Мы обнаружили, что заторможенность и потеря интереса при скорби полностью объясняются поглощающей «Я» работой скорби. Сходная внутренняя работа будет следствием также и неизвестной утраты при меланхолии, и поэтому она будет ответственной за заторможенность при меланхолии. Меланхолическая заторможенность производит на нас загадочное впечатление лишь потому, что мы не в состоянии понять, что же в столь полной мере поглощает больных. Меланхолик демонстрирует нам еще кое-что, отсутствующее при скорби, – чрезвычайное понижение чувства собственного «Я», величественное оскудение «Я». При скорби мир становится бедным и пустым, при меланхолии же таким становится само «Я». Больной изображает свое «Я» мерзким, ни на что не способным, аморальным, он упрекает, ругает себя и ожидает изгнания и наказания. Он унижается перед любым человеком, жалеет каждого из своего окружения за то, что тот связан с таким недостойным человеком, как он. Он не понимает перемены, которая в нем произошла, но распространяет свою самокритику и на прошлое, утверждая, что никогда не был лучше. Картина такого – преимущественно морального – тихого помешательства дополняется бессонницей, отказом от пищи и психологически в высшей степени примечательным преодолением влечения, благодаря которому все живое продолжает жить.

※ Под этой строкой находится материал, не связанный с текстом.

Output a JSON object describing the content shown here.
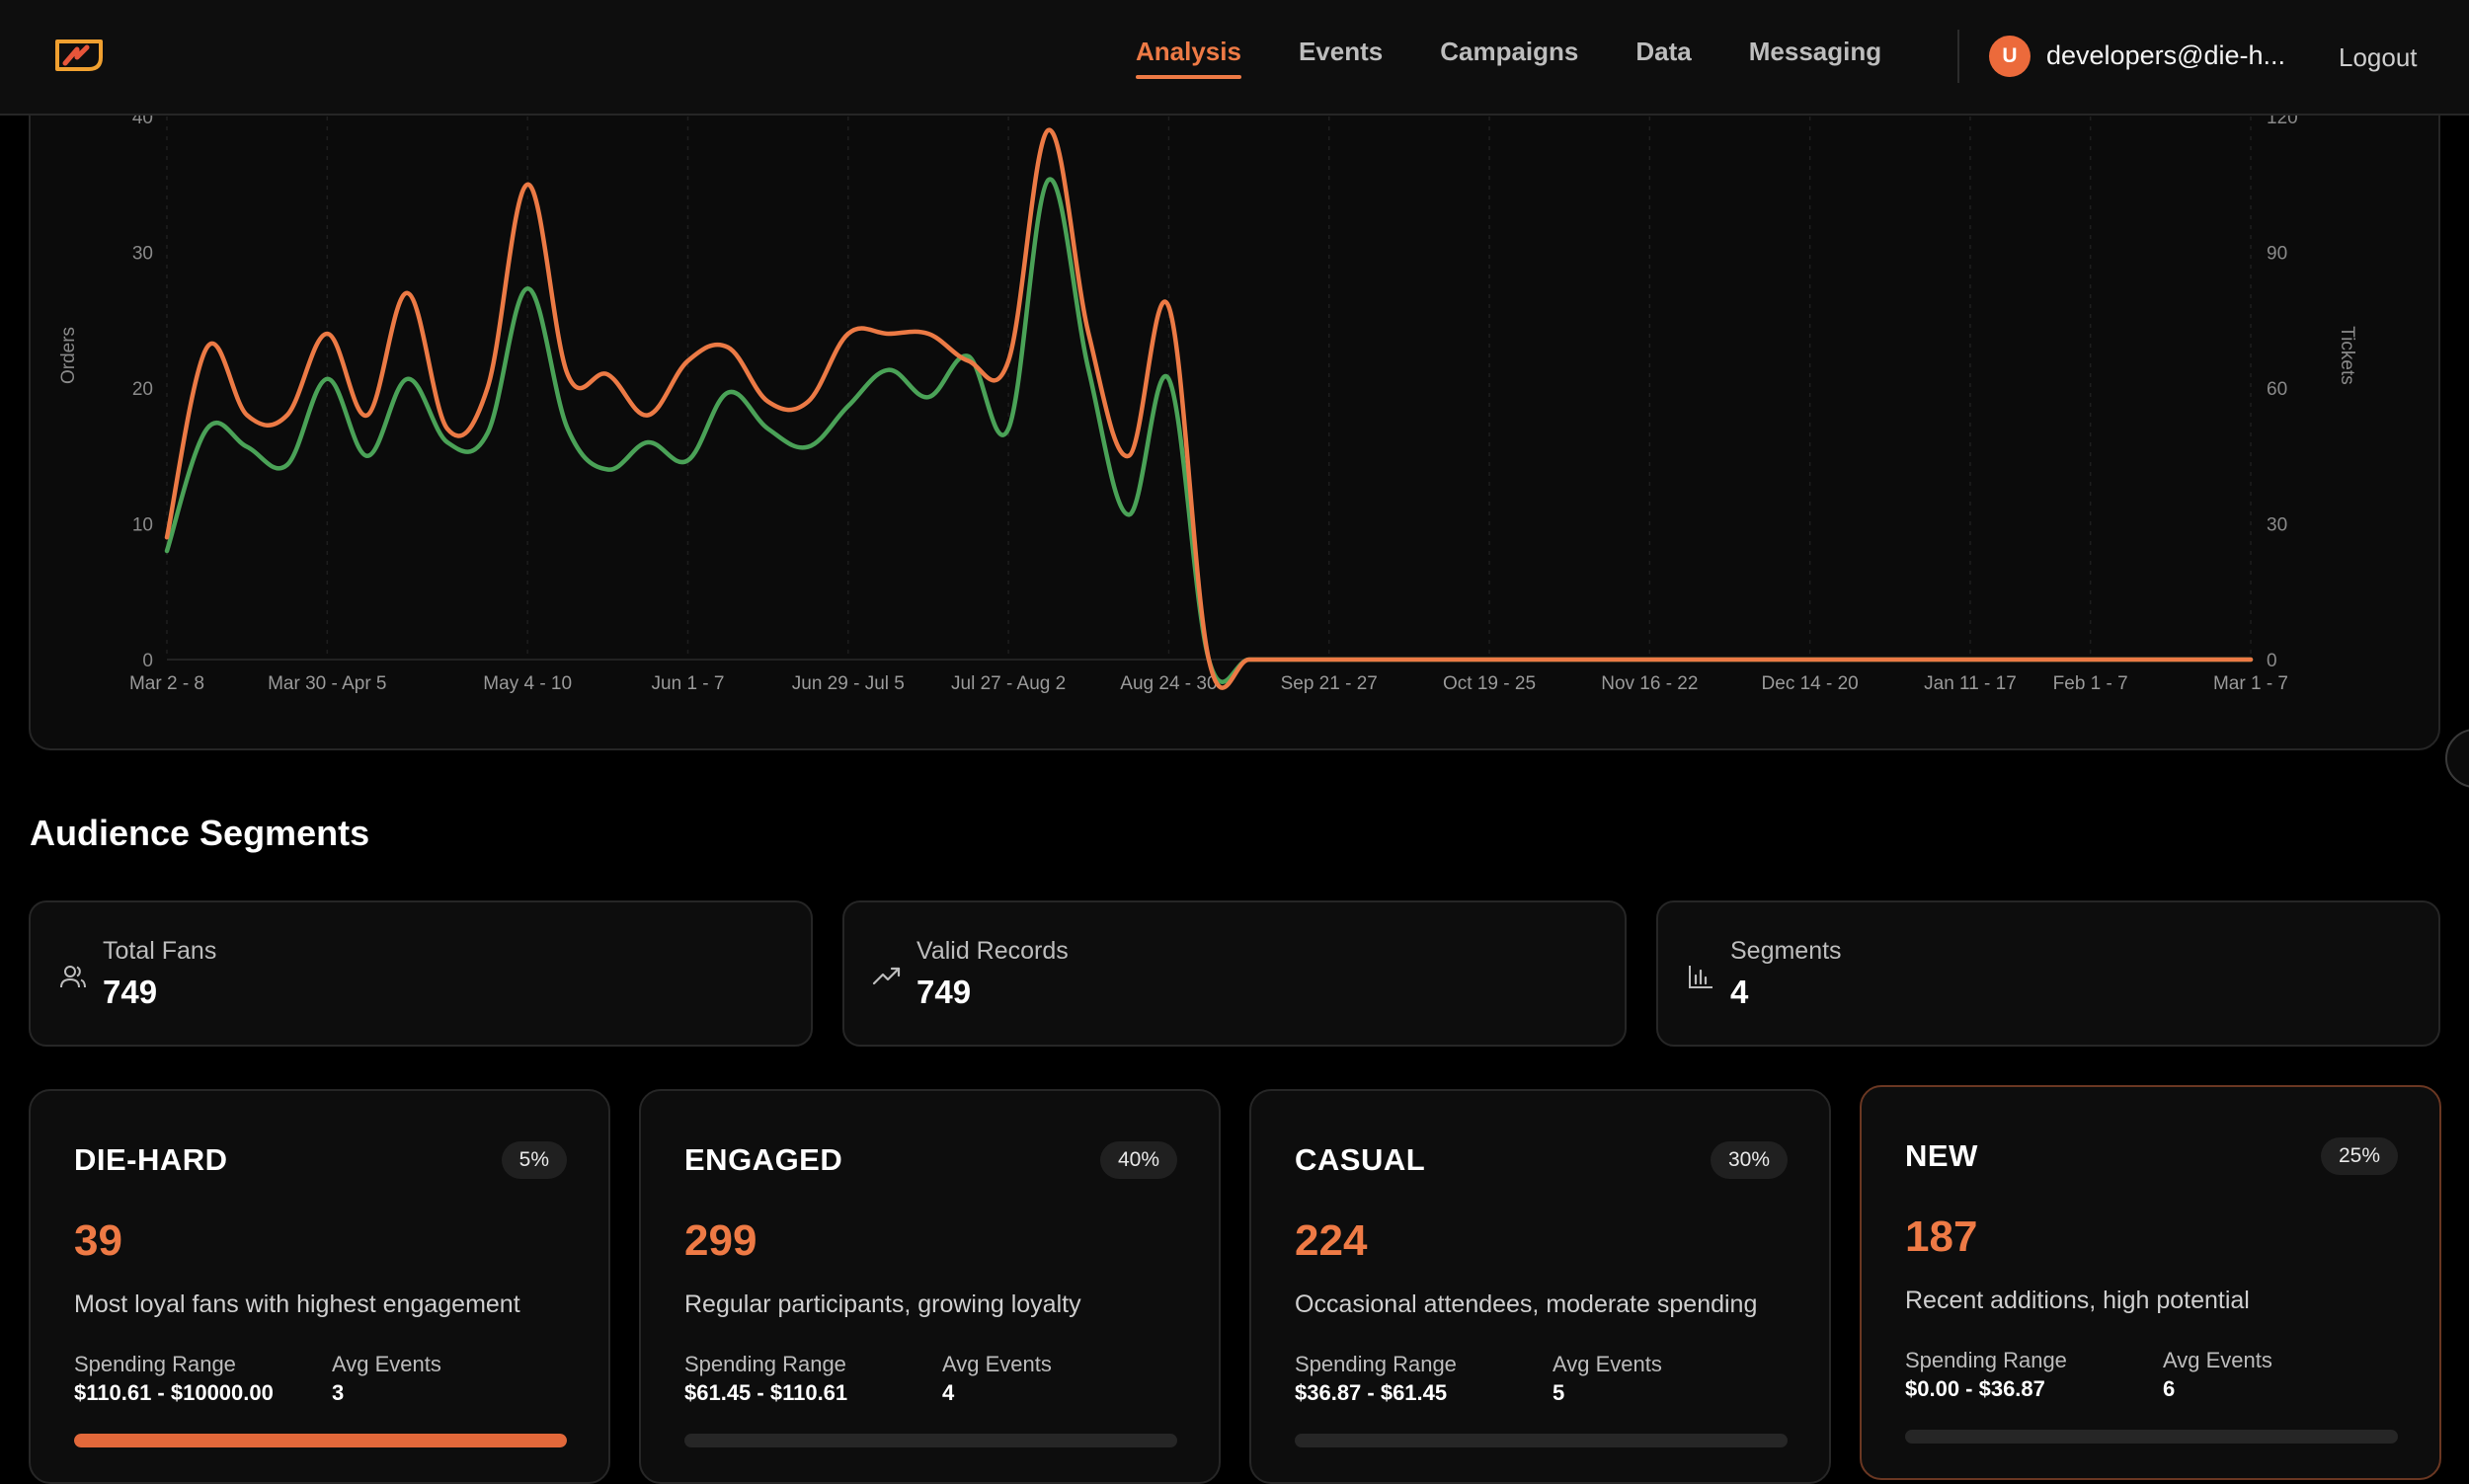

Было бы бесполезно с позиций науки, да и терапии, противоречить больному, выдвигающему такие обвинения в адрес собственного «Я». Должно быть, по-своему он все же прав и выражает что-то сложившееся, что обстоит так, как ему кажется. С некоторыми из его наговоров мы должны сразу же согласиться. Он действительно так равнодушен, так не способен на любовь и на продуктивную деятельность, как и говорит. Но это, как мы знаем, вторично, это следствие внутренней, неизвестной нам, сопоставимой со скорбью работы, которая изнуряет его «Я». В некоторых других самообвинениях он тоже кажется правым, только воспринимает истину острее остальных, немеланхоликов. Когда он с повышенной самокритикой изображает себя мелочным, эгоистичным, неискренним, несамостоятельным человеком, всегда стремившимся только к тому, чтобы скрыть слабости своего характера, он, вероятно, достаточно близок к тому, что нам известно о самопознании, и мы лишь спрашиваем себя, почему нужно сначала заболеть, чтобы подобная истина стала доступной. Ведь не вызывает сомнения, что тот, кто сформировал такую самооценку и выражает ее перед другими – оценку, которую использует по отношению к себе и к другим принц Гамлет[11], – тот болен, независимо от того, говорит ли он правду или поступает по отношению к себе более или менее несправедливо. Нетрудно также заметить, что между масштабами самоуничижения и его реальными основаниями, на наш взгляд, нет соответствия. Порядочная, прилежная и верная жена при меланхолии будет говорить о себе не лучше, чем и в самом деле никчемная; и у первой, возможно, бо́льшая вероятность заболеть меланхолией, чем у второй, о которой и мы не могли бы сказать ничего хорошего. В конце концов, нам должно бросаться в глаза, что меланхолик ведет себя не совсем так, как обычный, терзаемый раскаянием и самоупреками человек. У него отсутствует или, по крайней мере, незначительно проявляется стыд перед другими, который прежде всего характеризовал бы это второе состояние. У меланхолика можно было бы выделить почти противоположную черту – навязчивую общительность, которая находит удовлетворение в самокомпрометации.